Madame la Présidente, je suis heureux que tous les Canadiens à l'écoute présentement puissent constater que le Parti libéral, le Nouveau Parti démocratique, le Parti vert et peut-être le Bloc québécois ne veulent pas retarder le processus et sont prêts à agir rapidement pour adopter ce projet de loi. Ils savent que des Canadiens meurent chaque jour dans l'attente d'un changement.
Il est déjà bien établi que le Canada est actuellement aux prises avec une urgence nationale de santé publique sans précédent. Je me réjouis d'entendre mes collègues libéraux et conservateurs utiliser ce terme de plus en plus souvent pour parler de la crise des opioïdes. Le Nouveau Parti démocratique utilise ce terme depuis novembre, parce qu'on a affaire à une urgence nationale de santé publique et que nos concitoyens en souffrent et en meurent chaque jour.
Les surdoses d'opioïdes causent la mort de 50 Canadiens chaque semaine. C'est vraiment une crise nationale. Il vaut également la peine de répéter qu'elle a beaucoup empiré au cours des derniers mois.
En 2016, dans ma province, la Colombie-Britannique, 914 personnes sont mortes d'une surdose. Il s'agit d'une augmentation de 80 % par rapport à l'année précédente. Il y a quelques mois seulement, en décembre, la Colombie-Britannique a enregistré le nombre de morts par surdose le plus élevé de son histoire, lequel s'élève à 142. C'est plus que le double de la moyenne mensuelle depuis 2015 et une hausse marquée par rapport à septembre — 57 décès —, à octobre — 67 — et à novembre — 128. Tout me porte à croire que ce chiffre sera encore plus élevé pour le mois de janvier. Alors que les conservateurs veulent débattre et mener des consultations, les néo-démocrates veulent agir et sauver des vies.

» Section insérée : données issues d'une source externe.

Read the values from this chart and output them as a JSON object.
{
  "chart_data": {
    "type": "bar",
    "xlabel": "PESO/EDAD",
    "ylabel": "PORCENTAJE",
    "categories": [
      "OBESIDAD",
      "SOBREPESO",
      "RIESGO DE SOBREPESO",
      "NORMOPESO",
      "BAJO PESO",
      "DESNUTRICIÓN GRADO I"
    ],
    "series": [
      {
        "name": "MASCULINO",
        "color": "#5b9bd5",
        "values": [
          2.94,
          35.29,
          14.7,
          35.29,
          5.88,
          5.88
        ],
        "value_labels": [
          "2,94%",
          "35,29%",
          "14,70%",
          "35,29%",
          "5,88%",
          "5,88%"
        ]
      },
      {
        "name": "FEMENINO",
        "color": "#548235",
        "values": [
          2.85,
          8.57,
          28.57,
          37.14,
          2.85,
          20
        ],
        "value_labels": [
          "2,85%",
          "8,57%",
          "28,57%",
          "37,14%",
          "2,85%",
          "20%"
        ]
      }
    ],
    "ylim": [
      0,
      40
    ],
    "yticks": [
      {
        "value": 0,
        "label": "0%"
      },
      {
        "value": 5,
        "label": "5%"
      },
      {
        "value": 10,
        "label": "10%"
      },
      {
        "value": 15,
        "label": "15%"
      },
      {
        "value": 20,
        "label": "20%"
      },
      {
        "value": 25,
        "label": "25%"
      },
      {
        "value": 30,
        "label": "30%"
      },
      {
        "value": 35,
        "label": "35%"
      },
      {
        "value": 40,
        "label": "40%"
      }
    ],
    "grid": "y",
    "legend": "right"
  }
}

En décembre, le Bureau des coroners de la Colombie-Britannique a annoncé que les morgues de Vancouver sont souvent pleines en raison des quantités faramineuses de morts par surdoses, et que les autorités responsables de la santé devaient se tourner vers les salons funéraires pour entreposer les corps.
La crise actuelle est en grande partie due à l'ancienne stratégie antidrogue du Canada. Pendant des décennies, cette politique pénale erronée en matière de drogue s'est révélée contre-productive et a favorisé l'essor du marché illicite de la drogue non réglementé au Canada. Elle a aussi laissé peu de place aux services de santé fondés sur des données probantes, notamment les programmes de réduction des méfaits et de traitement pour les personnes souffrant de troubles liés à la toxicomanie.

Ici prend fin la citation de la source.